В Бонне Гейне повстречался с Августом Вильгельмом Шлёгелем, одним из крупнейших немецких литературных критиков той эпохи, который посвятил его в теорию романтизма и многому научил его в области немецкой поэтики, редактируя его юношеские стихи. В Берлине он слушал лекции Гегеля и вспоминал позднее, как тот рассуждал о Боге и богах и «боязливо оглянулся, но тут же как будто успокоился, когда заметил, что за ним стоял всего только Генрих Бер, подошедший, чтобы пригласить его на партию виста» . Позднее он называл Гегеля «кругосветным путешественником в мире духа, бесстрашно проникшим до северного полюса мысли, где во льду абстракции замерзает мозг» . Только после длительных размышлений Гейне пришел к выводу, что достиг истинного понимания гегелевской мысли — и отверг ее. Среди многочисленных анекдотов он любил рассказывать, что, лежа на смертном одре, Гегель якобы сказал: «“Только один меня понял”, но тотчас вслед за тем раздраженно прибавил: “Да и тот тоже меня не понимал”» .

Несмотря на неудачи в заурядных профессиях, Гейне всегда твердо верил в свой поэтический гений. Первая слава пришла к нему после выхода первого сборника — «Книги песен», стихотворения из которого получили широчайшую известность, будучи положены на музыку, в том числе такими композиторами, как Роберт Шуман, Франц Шуберт и Феликс Мендельсон. (По некоторым оценкам, ранние стихи Гейне стали источником не менее 2750 музыкальных произведений.) До этого Гейне называл поэзию «прекрасным, но второстепенным делом»  и вскоре обратился к прозе, хотя большую часть жизни он писал и то и другое одновременно. В отличие от Т. С. Элиота, у Гейне поэтическая слава придавала дополнительный авторитет прозе.
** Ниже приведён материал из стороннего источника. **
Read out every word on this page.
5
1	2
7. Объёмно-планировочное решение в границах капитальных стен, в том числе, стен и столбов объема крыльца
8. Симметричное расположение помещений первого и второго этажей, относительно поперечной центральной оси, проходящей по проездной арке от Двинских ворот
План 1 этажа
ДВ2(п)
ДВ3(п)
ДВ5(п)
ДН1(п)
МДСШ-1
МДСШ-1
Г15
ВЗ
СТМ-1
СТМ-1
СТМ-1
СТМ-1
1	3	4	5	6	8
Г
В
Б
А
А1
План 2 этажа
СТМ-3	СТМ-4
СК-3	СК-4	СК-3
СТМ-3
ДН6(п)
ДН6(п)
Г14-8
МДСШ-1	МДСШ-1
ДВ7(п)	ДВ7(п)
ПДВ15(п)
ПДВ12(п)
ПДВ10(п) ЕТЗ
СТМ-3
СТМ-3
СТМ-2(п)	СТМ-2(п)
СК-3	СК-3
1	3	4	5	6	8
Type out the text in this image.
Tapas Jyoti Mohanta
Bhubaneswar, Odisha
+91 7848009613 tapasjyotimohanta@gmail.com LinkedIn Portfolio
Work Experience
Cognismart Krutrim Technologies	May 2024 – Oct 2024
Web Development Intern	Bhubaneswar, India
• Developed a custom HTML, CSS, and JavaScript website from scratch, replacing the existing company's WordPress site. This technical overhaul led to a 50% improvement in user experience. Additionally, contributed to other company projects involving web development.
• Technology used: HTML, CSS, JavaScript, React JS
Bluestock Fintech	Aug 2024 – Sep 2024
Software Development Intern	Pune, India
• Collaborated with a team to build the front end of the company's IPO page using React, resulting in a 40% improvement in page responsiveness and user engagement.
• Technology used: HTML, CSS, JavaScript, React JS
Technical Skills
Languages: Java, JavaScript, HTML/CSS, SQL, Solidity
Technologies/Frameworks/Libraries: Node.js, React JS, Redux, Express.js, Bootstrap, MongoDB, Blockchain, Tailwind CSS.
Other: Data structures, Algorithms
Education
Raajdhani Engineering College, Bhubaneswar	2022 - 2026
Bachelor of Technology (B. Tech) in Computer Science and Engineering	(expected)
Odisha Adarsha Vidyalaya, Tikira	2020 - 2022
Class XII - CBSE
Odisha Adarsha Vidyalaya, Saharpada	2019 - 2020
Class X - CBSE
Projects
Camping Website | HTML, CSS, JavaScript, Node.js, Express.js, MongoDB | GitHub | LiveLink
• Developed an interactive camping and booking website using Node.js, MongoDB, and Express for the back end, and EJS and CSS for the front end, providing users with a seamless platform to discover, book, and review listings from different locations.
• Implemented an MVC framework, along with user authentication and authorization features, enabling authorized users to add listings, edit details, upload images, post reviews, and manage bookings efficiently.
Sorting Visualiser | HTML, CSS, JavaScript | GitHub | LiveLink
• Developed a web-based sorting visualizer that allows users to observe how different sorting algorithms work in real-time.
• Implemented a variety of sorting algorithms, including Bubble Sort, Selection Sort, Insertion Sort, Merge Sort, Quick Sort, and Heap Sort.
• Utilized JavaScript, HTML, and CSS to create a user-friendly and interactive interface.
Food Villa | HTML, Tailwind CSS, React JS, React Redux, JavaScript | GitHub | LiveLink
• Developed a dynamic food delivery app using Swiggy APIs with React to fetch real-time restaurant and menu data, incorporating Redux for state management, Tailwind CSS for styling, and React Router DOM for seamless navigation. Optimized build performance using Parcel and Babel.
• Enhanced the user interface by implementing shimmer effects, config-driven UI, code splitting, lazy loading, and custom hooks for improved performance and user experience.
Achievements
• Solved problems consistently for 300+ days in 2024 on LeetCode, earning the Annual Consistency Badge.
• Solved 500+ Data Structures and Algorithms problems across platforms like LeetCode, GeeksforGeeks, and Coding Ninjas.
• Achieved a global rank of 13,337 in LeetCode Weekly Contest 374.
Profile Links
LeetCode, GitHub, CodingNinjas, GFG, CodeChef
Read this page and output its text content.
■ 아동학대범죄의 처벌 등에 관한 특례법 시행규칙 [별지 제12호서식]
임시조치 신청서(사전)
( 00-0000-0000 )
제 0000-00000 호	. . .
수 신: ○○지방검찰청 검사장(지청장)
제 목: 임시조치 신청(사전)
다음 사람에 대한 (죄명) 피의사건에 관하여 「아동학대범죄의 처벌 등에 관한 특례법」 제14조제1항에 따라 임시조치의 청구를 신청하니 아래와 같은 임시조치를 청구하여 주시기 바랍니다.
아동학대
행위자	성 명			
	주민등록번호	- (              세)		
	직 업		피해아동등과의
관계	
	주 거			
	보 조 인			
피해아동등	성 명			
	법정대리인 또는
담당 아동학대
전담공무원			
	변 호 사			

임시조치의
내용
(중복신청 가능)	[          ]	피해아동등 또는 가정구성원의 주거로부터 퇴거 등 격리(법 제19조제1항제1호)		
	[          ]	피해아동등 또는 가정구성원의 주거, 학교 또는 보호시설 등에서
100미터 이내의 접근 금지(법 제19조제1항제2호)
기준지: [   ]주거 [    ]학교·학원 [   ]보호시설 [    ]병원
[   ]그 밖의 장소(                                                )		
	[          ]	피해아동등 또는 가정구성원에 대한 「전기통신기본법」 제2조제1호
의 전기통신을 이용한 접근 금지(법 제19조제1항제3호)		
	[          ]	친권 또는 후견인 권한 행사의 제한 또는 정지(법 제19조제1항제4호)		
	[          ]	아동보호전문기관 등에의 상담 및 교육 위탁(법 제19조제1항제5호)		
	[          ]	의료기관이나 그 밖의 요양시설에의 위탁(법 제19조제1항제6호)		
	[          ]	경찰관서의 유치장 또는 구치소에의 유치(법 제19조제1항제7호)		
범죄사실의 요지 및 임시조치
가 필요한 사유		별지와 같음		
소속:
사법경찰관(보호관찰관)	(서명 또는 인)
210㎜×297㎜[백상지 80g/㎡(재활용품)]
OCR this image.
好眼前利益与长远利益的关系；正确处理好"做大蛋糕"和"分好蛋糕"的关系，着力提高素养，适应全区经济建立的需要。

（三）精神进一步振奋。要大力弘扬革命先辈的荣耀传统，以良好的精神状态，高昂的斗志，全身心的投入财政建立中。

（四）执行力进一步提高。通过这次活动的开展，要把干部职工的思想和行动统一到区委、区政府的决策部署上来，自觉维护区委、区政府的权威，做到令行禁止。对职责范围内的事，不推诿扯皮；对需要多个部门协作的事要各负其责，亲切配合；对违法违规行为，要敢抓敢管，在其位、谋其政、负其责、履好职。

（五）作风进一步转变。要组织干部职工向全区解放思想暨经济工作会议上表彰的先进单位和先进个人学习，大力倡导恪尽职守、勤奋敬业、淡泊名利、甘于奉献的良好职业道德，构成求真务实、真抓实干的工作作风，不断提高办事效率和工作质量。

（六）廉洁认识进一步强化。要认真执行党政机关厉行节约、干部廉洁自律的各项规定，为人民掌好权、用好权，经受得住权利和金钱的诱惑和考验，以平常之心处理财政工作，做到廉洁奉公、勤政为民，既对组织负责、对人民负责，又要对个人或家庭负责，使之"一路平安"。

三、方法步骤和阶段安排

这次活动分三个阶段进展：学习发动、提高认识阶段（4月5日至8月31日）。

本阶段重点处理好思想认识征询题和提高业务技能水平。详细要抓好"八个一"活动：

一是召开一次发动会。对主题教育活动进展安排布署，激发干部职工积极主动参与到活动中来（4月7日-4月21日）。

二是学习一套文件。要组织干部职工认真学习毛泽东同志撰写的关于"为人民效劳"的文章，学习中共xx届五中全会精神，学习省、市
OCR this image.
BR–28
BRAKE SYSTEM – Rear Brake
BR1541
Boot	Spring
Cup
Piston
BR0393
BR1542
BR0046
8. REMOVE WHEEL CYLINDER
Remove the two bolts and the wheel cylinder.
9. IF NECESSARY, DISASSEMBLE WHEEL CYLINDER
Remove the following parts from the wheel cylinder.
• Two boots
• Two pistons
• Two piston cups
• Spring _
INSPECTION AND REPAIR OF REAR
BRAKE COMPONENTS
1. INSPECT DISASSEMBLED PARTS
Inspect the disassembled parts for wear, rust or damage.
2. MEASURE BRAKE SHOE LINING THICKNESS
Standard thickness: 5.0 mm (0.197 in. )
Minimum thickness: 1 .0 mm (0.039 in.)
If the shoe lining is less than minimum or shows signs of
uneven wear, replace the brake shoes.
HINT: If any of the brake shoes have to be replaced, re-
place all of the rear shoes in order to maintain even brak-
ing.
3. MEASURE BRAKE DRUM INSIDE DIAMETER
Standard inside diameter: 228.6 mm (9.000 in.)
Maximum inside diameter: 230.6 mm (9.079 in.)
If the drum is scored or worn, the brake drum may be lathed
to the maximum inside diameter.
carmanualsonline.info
Титульный разворот первого издания сборника стихотворений Генриха Гейне «Книга песен». 1827

Й. П. Штерн описывает его прозу как «уникальное сочетание юмора вечного балагура с изящным интеллектуальным остроумием гостя за идеальным столом для почетных гостей». Стерн писал, что «легкость касания, непринужденная чуткость медиума, быстрота наблюдений и мелодраматичные грани выразительности Гейне <…> совершенно беспрецедентны в анналах немецкой прозы». Венский журналист и острослов ХХ века Карл Краус критиковал прозу Гейне за некую новую неформальность и писал, что Гейне «развязал корсаж немецкого языка до такой степени, что теперь любой чиновник может ласкать ее грудь». Эрнст Павел, автор великолепной книги о последних годах жизни Гейне, которая называется «Умирающий поэт», справедливо считал, что «поэзия приносила Гейне славу, а проза — известность».

Описывая в своих «Мемуарах» юношеский поцелуй, которым он обменялся с дочерью профессионального палача, Гейне замечает, что «в это мгновение во мне вспыхнули огни тех двух страстей, которым я посвятил всю свою последующую жизнь: любовь к прекрасным женщинам и любовь к Французской революции» . Женщины для Гейне были объектом одновременно желания и презрения; он то превозносил их, то поносил — а иногда и то и другое одновременно. Луис Унтермайер в предисловии к переводу стихотворений Гейне цитирует две остроты поэта о женщинах: 1) «Я совсем не хочу сказать, что женщины лишены всякого характера. Упаси Б‑г! Наоборот, у них ежедневно новый характер»  и 2) «Женщины способны делать нас счастливыми всего только на один лад, в то время как у них имеется тридцать тысяч способов сделать нас несчастными» .

Страдания неразделенной любви — главная тема ранней поэзии Гейне. «Madame, — однажды сказал он, — кто ищет моей влюбленности, должен третировать меня en canaille» . Долгое время его главной неразделенной любовью считалась кузина Амелия — старшая из двух дочерей состоятельного дяди Соломона. В своем биографическом очерке «Ускользающий поэт» Джеффри Сэммонс убедительно опровергает эту теорию. Возможно, Гейне интересовался Амелией, а позднее и ее младшей сестрой Терезой, но его, скорее, привлекали деньги их отца, чем их красота или великодушие. Соломон Гейне поддерживал племянника Гарри всю жизнь; после его кончины содержание — которого, по мнению Гейне, никогда не хватало — продолжал выплачивать сын Соломона Карл.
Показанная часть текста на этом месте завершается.